A wide-ranging site dedicated to English language and usage strengthens its authoritativeness by dealing with subjects of wide popular interest, and I think that questions about the meaning and origin of very popular slang terms fall squarely into that category—especially because they are too new to have been examined in a systematic way by most general-reference sources. So if such an inquiry into "bae" is ultimately appropriate for EL&U, and if having a thorough and timely response to the question is valuable to the site, it seems counterproductive to me to reject a question that poses the issue squarely and concisely, on the grounds that the person asking it didn't do—or didn't detail having done—any significant research into the question.
Because this is a question-and-answer site, it's easy to get caught up in the sense that the questions asked here are one-offs from particular individuals who owe the site and prospective answerers at least a threshold level of effort in order to qualify for participation. But the vast majority of people who benefit from EL&U's content are drive-by visitors who haven't done a stroke of work beyond typing, say, ""bae: etymology" into a Google search window. When they do that and find a link to the "bae" question and Josh61's answer at EL&U, it doesn't matter to them or to the site's prestige and usefulness that the person who asked the original question didn't undertake a preliminary investigation of the question. All that matters is the factual and stylistic quality of the answer.
To me, a lack of effort on the questioner's part becomes annoying when the question involves a truly general-reference issue that the questioner didn't bother to look up in an obvious source. But the underlying problems in that case are that the question isn't interesting beyond a simple look-up level and that the questioner could have avoided cluttering EL&U with such simple stuff by doing the work him- or herself. I certainly wouldn't be any happier with a questioner who did the research, found the relevant answer in the general-reference work, and then came here—citation at the ready—to ask whether the information was correct.
I suspect that close-voters have gravitated toward the "insufficient effort" close reason because it offers a convenient way to discard questions that are weak and uninteresting for other reasons—chief among them, being too elementary, too localized, or too narrow in applicability to be of use to other site visitors. But the trouble with using one reason to close questions that are in themselves unsatisfactory for another reason is that the nominal reason for closing takes on a life of its own. After all, if the reason you give for closing a bad question is that the questioner seems not to have done any (or adequate) preliminary research, doesn't it follow, as a matter of procedural due process, that you should also close good questions that don't show any research effort?

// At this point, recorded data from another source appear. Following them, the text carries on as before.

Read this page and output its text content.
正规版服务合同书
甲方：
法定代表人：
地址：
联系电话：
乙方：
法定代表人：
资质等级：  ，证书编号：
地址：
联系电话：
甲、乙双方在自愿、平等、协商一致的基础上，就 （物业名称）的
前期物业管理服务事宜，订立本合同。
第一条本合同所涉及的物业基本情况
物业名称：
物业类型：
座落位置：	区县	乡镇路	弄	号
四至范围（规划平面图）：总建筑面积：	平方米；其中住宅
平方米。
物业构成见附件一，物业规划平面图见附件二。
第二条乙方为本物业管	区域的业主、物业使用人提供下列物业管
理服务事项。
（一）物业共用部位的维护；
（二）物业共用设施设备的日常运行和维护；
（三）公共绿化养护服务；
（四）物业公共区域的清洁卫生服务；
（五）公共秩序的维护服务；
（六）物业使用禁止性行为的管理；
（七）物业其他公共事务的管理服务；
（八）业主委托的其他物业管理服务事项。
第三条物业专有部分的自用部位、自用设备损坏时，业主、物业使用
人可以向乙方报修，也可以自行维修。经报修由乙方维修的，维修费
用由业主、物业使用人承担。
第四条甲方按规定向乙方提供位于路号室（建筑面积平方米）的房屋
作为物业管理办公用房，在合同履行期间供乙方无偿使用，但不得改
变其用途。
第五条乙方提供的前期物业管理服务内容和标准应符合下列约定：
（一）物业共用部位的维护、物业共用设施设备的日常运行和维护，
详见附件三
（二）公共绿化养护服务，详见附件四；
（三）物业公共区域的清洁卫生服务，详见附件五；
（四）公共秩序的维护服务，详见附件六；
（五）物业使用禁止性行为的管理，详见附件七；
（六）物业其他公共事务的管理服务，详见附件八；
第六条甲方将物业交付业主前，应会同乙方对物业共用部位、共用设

Ultimately, I think, a person's attitude toward objectively interesting questions goes a long way toward determining how that person feels about closing questions for "insufficient effort." A substantial number of voters at EL&U see questions as applications for inclusion on the site: If the question doesn't measure up for any reason—including failure to demonstrate preliminary research effort—it should not be accepted. Eventually, if the question is good, someone will ask it in an acceptable way, without compromising the site's standards for asking a question. By definition, a question that fails to satisfy the threshold criteria cannot be a "good question." In the meantime, the fact that no active entry on EL&U addresses the subject of the question is simply a non-issue.
On the other hand, a person who (like me) imagines that the long-term goal of EL&U is to be a place where visitors can find answers to every possible interesting, non-general-reference, factual (as opposed to opinion-based) question about English may take the view that good questions justify themselves. From my perspective, rejecting an interesting question because the person who asked it didn't adequately research it first is a bit like disqualifying a question because the person who asked it didn't have an advanced university degree: the qualification may well bear on the fitness and quality of the questioner's questions in general, but an interesting question is an asset to the site regardless of how fortuitous its origin may have been.
So, yes, my preference would be to accept any "interesting" question on its merit as a question, and to reject any bad question (by which I mean a question that is of little interest to anyone but the questioner, or a question whose answer is readily findable in a general reference, or a question that is so open-ended or dependent on opinion that it defies practical answering) on its lack of merit as a relevant question for this site, rather than on the basis of its asker's evident lack of research effort.